TTELA today brings news on the phoenix platform and its status. Update: I cleaned up the heading a bit to remove ambiguity. My apologies for any confusion caused!
The Phoenix platform is ready if someone wants it. Many of the brains behind the platform are today employed at Innovatum – the engineers at Lean Nova. Lean Nova is an expanding business employing former Saab engineers who are also advicing the bankruptcy estate on technology.
The 70 employees have on average 15 years of technology expertise and the company is expanding:
– “How many and at what rate is dependent on what happens after the sale of Stallbacka” said Martin Öman, referring to his former workplace, Saab Automobile AB, where he was development manager for the chassis. Today he is lean Nova’s Chief Operating Officer, COO.

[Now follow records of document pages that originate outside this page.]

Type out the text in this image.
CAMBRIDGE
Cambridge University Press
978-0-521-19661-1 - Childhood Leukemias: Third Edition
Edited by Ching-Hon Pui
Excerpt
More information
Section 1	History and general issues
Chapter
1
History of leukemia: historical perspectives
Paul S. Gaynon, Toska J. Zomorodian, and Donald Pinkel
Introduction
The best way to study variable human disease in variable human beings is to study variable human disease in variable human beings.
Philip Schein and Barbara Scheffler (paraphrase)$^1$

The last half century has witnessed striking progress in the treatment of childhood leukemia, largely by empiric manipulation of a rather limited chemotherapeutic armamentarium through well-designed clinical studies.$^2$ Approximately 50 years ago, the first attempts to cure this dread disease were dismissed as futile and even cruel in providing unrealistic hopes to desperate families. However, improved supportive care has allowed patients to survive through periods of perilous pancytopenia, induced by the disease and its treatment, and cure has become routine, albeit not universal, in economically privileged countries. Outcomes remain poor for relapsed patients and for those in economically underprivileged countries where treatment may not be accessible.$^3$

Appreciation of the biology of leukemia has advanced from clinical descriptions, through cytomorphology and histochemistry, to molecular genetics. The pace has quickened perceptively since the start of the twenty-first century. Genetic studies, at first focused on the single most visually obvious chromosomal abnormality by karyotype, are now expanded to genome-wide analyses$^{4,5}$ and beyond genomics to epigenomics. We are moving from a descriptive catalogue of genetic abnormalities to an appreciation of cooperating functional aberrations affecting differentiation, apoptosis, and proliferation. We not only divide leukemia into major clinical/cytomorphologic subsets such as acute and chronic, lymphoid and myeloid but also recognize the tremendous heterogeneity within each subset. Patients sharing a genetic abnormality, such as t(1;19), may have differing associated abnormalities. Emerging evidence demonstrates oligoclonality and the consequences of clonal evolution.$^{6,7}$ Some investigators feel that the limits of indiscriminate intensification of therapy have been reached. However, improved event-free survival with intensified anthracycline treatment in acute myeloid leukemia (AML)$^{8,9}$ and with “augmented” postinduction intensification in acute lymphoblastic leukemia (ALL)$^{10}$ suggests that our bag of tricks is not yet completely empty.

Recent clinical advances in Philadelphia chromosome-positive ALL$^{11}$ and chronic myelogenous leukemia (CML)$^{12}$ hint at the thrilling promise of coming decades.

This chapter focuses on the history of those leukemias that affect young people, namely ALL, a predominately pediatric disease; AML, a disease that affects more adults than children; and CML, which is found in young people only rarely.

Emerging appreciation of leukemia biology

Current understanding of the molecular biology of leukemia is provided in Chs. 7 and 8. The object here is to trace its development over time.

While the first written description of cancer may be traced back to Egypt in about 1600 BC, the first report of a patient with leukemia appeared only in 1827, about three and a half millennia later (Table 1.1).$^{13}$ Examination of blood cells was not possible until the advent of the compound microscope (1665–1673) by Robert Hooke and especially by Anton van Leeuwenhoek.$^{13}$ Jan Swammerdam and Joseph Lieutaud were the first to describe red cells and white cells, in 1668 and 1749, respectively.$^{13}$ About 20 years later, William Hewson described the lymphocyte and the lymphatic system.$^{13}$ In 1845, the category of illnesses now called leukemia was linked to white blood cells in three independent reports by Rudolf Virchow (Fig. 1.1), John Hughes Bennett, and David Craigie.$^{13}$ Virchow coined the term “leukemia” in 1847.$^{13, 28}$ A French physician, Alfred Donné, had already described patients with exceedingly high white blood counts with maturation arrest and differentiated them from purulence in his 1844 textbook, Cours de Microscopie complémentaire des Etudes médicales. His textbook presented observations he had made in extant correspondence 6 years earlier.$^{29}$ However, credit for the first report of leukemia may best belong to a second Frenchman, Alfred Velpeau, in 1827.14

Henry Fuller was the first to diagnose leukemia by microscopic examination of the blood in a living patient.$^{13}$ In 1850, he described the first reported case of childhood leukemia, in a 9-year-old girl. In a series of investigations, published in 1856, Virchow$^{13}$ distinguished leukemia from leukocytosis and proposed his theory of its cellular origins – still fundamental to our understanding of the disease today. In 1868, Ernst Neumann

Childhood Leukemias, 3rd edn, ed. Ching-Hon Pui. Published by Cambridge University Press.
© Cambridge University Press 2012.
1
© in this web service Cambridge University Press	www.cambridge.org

– “The rate of growth will probably slow down a bit during the summer”, think Öman.
– “But on the other hand, we employed 70 in three months and we hope to find ten more within one month.”

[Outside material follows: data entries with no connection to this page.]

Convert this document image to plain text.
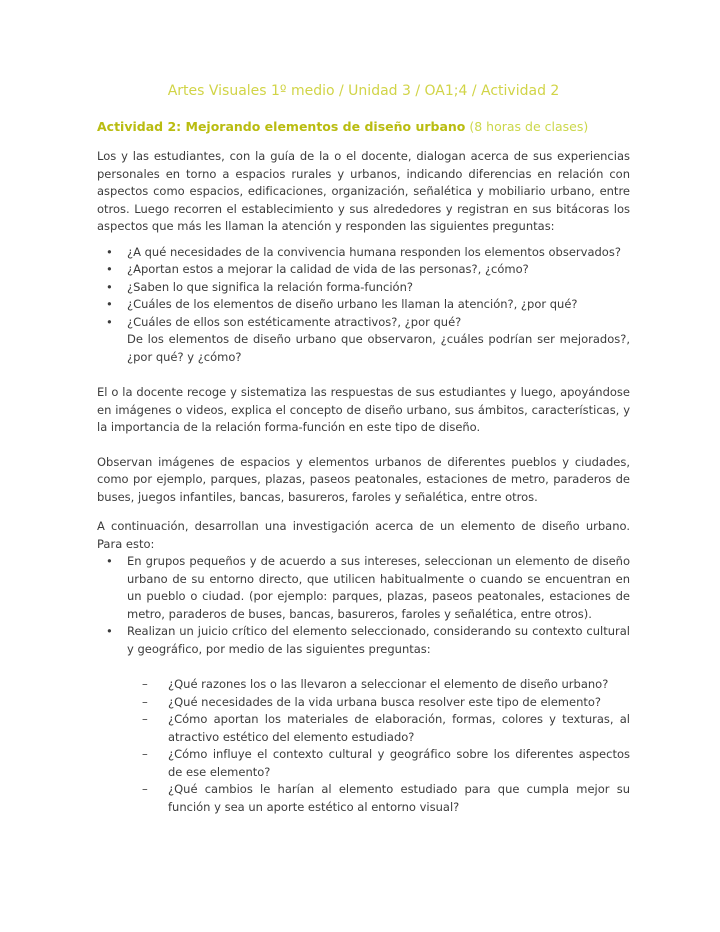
Artes Visuales 1º medio / Unidad 3 / OA1;4 / Actividad 2
Actividad 2: Mejorando elementos de diseño urbano (8 horas de clases)

Los y las estudiantes, con la guía de la o el docente, dialogan acerca de sus experiencias personales en torno a espacios rurales y urbanos, indicando diferencias en relación con aspectos como espacios, edificaciones, organización, señalética y mobiliario urbano, entre otros. Luego recorren el establecimiento y sus alrededores y registran en sus bitácoras los aspectos que más les llaman la atención y responden las siguientes preguntas:

• ¿A qué necesidades de la convivencia humana responden los elementos observados?
• ¿Aportan estos a mejorar la calidad de vida de las personas?, ¿cómo?
• ¿Saben lo que significa la relación forma-función?
• ¿Cuáles de los elementos de diseño urbano les llaman la atención?, ¿por qué?
• ¿Cuáles de ellos son estéticamente atractivos?, ¿por qué?
De los elementos de diseño urbano que observaron, ¿cuáles podrían ser mejorados?, ¿por qué? y ¿cómo?

El o la docente recoge y sistematiza las respuestas de sus estudiantes y luego, apoyándose en imágenes o videos, explica el concepto de diseño urbano, sus ámbitos, características, y la importancia de la relación forma-función en este tipo de diseño.

Observan imágenes de espacios y elementos urbanos de diferentes pueblos y ciudades, como por ejemplo, parques, plazas, paseos peatonales, estaciones de metro, paraderos de buses, juegos infantiles, bancas, basureros, faroles y señalética, entre otros.

A continuación, desarrollan una investigación acerca de un elemento de diseño urbano. Para esto:

• En grupos pequeños y de acuerdo a sus intereses, seleccionan un elemento de diseño urbano de su entorno directo, que utilicen habitualmente o cuando se encuentran en un pueblo o ciudad. (por ejemplo: parques, plazas, paseos peatonales, estaciones de metro, paraderos de buses, bancas, basureros, faroles y señalética, entre otros).
• Realizan un juicio crítico del elemento seleccionado, considerando su contexto cultural y geográfico, por medio de las siguientes preguntas:
– ¿Qué razones los o las llevaron a seleccionar el elemento de diseño urbano?
– ¿Qué necesidades de la vida urbana busca resolver este tipo de elemento?
– ¿Cómo aportan los materiales de elaboración, formas, colores y texturas, al atractivo estético del elemento estudiado?
– ¿Cómo influye el contexto cultural y geográfico sobre los diferentes aspectos de ese elemento?
– ¿Qué cambios le harían al elemento estudiado para que cumpla mejor su función y sea un aporte estético al entorno visual?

Lean Nova’s main strength is the ability to create a complete car. The engineers are sourced from virtually all corners of Saab’s technological development domain. In Saabvägen 1 (“Saab Road 1”) skills available for chassis construction are available in the form of technical consultants from Combitech, also former Saab employees. The division is a strategy developed when “Plan B” became reality.
– “The idea that there would be new engineering company in Trollhättan was a bit of an incentive for employees to remain before Saab’s bankruptcy. Plan B was planned in the late autumn, and funding was needed. Saab AB, the defense group that owns the Combitech, needed the knowhow present in the chassis department for their development of airplanes, and Fourier transform was interested in funding a company that took advantage of the skills associated with vehicle development – Lean Nova. In time, we may see a merger of the two, or Combitech becomes subcontractors to Lean Nova in the assignment of vehicle development.”
Lean Nova in a few months gained some heavy names for customers like Volvo Cars, Scania and Jaguar Land Rover – but has also worked for Saab’s bankruptcy estate:
– “We have been helping out with technology issues and presented the Phoenix platform to potential buyers”, says Öman.
– “The platform is absolutely up to date, and is not idly decaying. But how long it takes to completion depends on exactly what a new owner desires. In two or three years, the first car based on the Phoenix platform can be ready, and for new entrants in the automobile industry, it would be a fantastic catch.”
The number of engineering inquiries has declined as the stakeholders come closer to the final phase of negotiations.
– “We understand that it takes time for a buyer – if unable to reach an agreement with GM to sell the current generation products they really have to start from the ground up and break-even is not in the near future,” says Öman.
– “But in the long run, Phoenix offers a huge potential, and the hope is of course an owners with deep pockets, who can afford to let the development finish.”